How to rebuild corrupt Postgres indexes

Rebuilding indexes

There are multiple databases to rebuild indexes in. Repeat the below process for:

  1. pgsql
  2. codeintel-db

We need to ensure there's nothing writing or reading from/to the database before performing the next steps.

In Kubernetes, you can accomplish this by deleting the database service to prevent new connections from being established, followed by a query to terminate existing connections.

export DB=pgsql # change this for other databases
kubectl delete "svc/$DB"
kubectl port-forward "deploy/$DB" 3333:5432 # doesn't use the service that we just deleted
psql -U sg -d sg -h localhost -p 3333

In docker compose, you will need to scale down all the other services to prevent new connections from being established. You must run these commands from the machine where sourcegraph is running.

export DB=pgsql # change for other databases
docker-compose down # bring all containers down
docker start $DB # bring only the db container back up
docker exec -it $DB sh
psql -U sg -d sg -h localhost -p 3333

Terminate existing client connections first. This will also terminate your own connection to the database, which you'll need to re-establish.

select pg_terminate_backend(pg_stat_activity.pid)
from pg_stat_activity where datname = 'sg';

With a Postgres client connected to the database, we now start by re-indexing system catalog indexes which may have been affected.

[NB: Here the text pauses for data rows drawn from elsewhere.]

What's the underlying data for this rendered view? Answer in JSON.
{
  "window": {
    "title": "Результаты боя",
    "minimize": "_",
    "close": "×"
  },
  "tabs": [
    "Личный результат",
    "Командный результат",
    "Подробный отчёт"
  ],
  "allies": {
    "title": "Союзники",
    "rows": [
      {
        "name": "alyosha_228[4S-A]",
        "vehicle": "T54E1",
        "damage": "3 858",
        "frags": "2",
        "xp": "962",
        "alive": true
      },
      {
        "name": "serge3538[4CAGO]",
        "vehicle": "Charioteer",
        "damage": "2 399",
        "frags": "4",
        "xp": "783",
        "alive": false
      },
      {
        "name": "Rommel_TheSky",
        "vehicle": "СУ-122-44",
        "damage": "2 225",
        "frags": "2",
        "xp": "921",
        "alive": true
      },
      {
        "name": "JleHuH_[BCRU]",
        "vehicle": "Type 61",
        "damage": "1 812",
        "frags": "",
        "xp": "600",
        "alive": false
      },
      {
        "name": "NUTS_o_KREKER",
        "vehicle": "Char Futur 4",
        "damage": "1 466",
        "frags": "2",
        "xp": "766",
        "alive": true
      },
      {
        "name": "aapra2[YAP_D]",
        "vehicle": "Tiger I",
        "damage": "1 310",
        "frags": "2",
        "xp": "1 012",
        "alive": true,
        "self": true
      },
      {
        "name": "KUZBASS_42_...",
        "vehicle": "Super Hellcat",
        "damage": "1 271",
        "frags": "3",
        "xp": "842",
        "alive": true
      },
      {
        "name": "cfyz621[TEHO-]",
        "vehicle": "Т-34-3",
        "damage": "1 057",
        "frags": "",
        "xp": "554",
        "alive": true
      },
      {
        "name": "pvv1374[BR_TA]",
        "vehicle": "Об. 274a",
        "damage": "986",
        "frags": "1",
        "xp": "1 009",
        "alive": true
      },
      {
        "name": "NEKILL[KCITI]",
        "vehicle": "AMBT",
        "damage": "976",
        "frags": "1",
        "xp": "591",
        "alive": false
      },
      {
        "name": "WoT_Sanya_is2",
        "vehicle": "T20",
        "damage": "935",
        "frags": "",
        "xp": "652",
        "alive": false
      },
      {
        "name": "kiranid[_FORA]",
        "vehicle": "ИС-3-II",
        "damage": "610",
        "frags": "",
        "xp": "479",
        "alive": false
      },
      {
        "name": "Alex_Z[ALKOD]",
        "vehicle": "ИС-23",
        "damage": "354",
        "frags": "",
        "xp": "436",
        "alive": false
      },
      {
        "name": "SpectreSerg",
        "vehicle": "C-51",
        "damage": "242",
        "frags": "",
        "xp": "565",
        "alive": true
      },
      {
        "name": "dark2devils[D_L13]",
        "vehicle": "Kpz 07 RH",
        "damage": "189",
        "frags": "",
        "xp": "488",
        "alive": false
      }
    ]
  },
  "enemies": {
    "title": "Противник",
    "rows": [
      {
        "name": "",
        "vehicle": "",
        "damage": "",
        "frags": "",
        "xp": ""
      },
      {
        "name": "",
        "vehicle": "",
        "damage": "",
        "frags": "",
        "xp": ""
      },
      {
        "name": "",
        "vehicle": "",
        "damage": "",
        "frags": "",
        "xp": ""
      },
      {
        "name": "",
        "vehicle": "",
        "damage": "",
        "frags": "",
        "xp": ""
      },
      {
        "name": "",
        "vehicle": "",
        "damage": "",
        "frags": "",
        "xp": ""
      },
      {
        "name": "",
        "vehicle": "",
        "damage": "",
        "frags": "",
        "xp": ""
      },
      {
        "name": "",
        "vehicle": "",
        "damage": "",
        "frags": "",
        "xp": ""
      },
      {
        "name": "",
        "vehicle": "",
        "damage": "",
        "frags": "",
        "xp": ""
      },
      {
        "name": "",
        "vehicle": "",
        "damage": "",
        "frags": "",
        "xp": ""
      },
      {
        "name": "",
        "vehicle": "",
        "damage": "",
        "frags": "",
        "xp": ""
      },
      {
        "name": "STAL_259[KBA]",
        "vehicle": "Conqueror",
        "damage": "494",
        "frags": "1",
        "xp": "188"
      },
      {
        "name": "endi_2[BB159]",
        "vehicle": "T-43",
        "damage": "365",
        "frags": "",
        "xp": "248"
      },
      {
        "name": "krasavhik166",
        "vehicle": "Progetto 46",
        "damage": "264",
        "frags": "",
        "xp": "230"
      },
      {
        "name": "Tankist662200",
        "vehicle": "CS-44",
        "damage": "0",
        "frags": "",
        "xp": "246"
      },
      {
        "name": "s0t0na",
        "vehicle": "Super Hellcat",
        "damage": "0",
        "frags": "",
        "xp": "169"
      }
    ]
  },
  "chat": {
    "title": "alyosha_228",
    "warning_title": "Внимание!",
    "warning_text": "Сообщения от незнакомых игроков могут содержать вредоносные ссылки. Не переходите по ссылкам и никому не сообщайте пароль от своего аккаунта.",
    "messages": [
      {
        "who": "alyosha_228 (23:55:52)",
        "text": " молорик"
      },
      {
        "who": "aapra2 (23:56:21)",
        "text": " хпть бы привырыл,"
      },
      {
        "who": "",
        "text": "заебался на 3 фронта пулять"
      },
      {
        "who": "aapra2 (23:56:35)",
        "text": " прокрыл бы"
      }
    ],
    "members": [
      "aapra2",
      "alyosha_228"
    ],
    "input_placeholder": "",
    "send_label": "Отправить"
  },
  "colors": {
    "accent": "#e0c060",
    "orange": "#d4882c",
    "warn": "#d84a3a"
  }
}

reindex (verbose) system sg;

Then we rebuild the database indexes.

reindex (verbose) database sg;

If any duplicate errors are reported, we must delete some rows by adapting and running the duplicate deletion query for each of the errors found.

After deleting duplicates, just re-run the above statement. Repeat the process until there are no errors.

At the end of the index rebuilding process, as a last sanity check, we use the amcheck extension to verify there are no corrupt indexes — an error is raised if there are (you should expect to see some output from this command).

create extension amcheck;

select bt_index_parent_check(c.oid, true), c.relname, c.relpages
from pg_index i
join pg_opclass op ON i.indclass[0] = op.oid
join pg_am am ON op.opcmethod = am.oid
join pg_class c ON i.indexrelid = c.oid
join pg_namespace n ON c.relnamespace = n.oid
where am.amname = 'btree'
-- Don't check temp tables, which may be from another session:
and c.relpersistence != 't'
-- Function may throw an error when this is omitted:
and i.indisready AND i.indisvalid;

Duplicate deletion query

Here's an example for the repo table. The predicates that match the duplicate rows must be adjusted for your specific case, as well as the table name you want to remove duplicates from.

begin;

-- We must disable index scans before deleting so that we avoid
-- using the corrupt indexes to find the rows to delete. The database then
-- does a sequential scan, which is what we want in order to accomplish that.

set enable_indexscan = 'off';
set enable_bitmapscan = 'off';

delete from repo t1
using repo t2
where t1.ctid > t2.ctid
and (
  t1.name = t2.name or
  (
    t1.external_service_type = t2.external_service_type and
    t1.external_service_id = t2.external_service_id and
    t1.external_id = t2.external_id
  )
);

commit;

Selective index rebuilding

In case your database is large and reindex (verbose) database sg takes too long to re-run multiple times as you remove duplicates, you can instead run individual index rebuilding statements, and resume where you left of.

Here's a query that produces a list of such statements for all indexes that contain collatable key columns (we had corruption in these indexes in the 3.30 upgrade). This is a sub-set of the indexes that gets re-indexed by reindex database sg.

select
    distinct('reindex (verbose) index ' || i.relname || ';') as stmt
from
    pg_class t,
    pg_class i,
    pg_index ix,
    pg_attribute a,
    pg_namespace n
where
    t.oid = ix.indrelid
    and i.oid = ix.indexrelid
    and n.oid = i.relnamespace
    and a.attrelid = t.oid
    and a.attnum = ANY(ix.indkey)
    and t.relkind = 'r'
    and n.nspname = 'public'
    and ix.indcollation != oidvectorin(repeat('0 ', ix.indnkeyatts)::cstring)
order by stmt;

You'd take that output of that query and run each of the statements one by one.